Rampway.org: November 2002, by Jeremy Evans
 

All That He Wants, and All That He Deserves: Ariel Aparicio’s “All I Wanted” and the State of Today’s Music

“I kinda want to be someone / I kinda wanna know someone / I kinda wanna know someone…” confesses Ariel Aparicio in “Hail to the Losers,” the opening track to his new release “All I Wanted.” And in a few years, he may get his wishes. Born in Cuba and raised in Miami, Aparicio definitely has the potential- and the training. In the mid 80’s hemoved to NYC to study music and audio engineering at New York University. While inNew York, he studied voice with Greg Drew, whose past students included Lenny Kravitz and Corey Glover.

But even with an impressive training, Aparicio seems to be living a little under his potential level. With tracks like “Hail to the Losers,” Aparicio’s voice meanders about the pitch until warming with a Bowie-like vibrato. And the songwriting at times can be a little sluggish, with sad, sweet lyrics that never quite seem to catch up to the sometimes-repetitive instrumentals.

Yet there are certainly some stars on the album. “Dreamer” positively soars, sitting somewhere between David Bowie and Bruce Springsteen. Listen for the violin- that’s Tracy Bonham giving the album some much-needed lyricism. “Mi Corazon” may be a little late for the Latin Explosion of Ricky Martin and Marc Anthony, but it’s fusion of Latin traditionalism and a jam-band sense of fun may be enough to carry it higher on play lists without the benefit of a pop music trend movement.

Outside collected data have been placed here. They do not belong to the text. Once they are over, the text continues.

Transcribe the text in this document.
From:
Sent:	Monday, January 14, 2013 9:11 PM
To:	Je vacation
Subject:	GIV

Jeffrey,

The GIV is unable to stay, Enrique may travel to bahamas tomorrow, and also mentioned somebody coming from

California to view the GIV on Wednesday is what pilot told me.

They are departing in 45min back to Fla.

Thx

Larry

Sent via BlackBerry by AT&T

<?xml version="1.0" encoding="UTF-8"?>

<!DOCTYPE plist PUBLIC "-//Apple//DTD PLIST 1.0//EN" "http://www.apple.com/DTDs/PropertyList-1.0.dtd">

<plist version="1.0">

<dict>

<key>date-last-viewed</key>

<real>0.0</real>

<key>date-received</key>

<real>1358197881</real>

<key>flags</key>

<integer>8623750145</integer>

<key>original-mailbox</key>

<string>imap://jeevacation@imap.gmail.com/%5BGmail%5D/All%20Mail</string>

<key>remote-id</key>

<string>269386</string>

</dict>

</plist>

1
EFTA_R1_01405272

And while much of the album is genuinely good, the question is whether a sound this golden can survive in an age where Avril Lavigne can be called punk and Michelle Branch is the most promising singer-songwriter we have. With songs like “Always the Bridesmaid,” Aparicio shows us what might have happened had sampling and synthesizers been available to Elton John, Bowie, or the Pretenders during their best days. Can a voice like Aparicio’s survive in this prepackaged pop age? After you hear tracks like “The Wild Ones,” a Beth Orton-esque track showing all the range and sensitivity that Aparicio is capable of, you’ll be praying that the answer is yes.

This album’s greatest chance of survival may be marketing it to the generation that walked out of John Cameron Mitchell’s “Hedwig and the Angry Inch” humming the songs without ever knowing what artists they were imitating. At times, listening to this album is like the first time you heard “Rent.” And before you roll your eyes, think back to the first time- before they did the Macy’s Thanksgiving Day Parade, before your high school chorus sang “Seasons of Love” at your graduation, before Justin freaking Timberlake signed on to the movie deal- the first time you heard it, when it was still the closest thing to underground that Broadway was ever gonna see and you felt a shiver go down your spine. Ariel Aparicio deserves a shot at all he wanted, but for those of you who care about knowing the artist’s name before either Carson Daly does or they slip into the unknown, act now.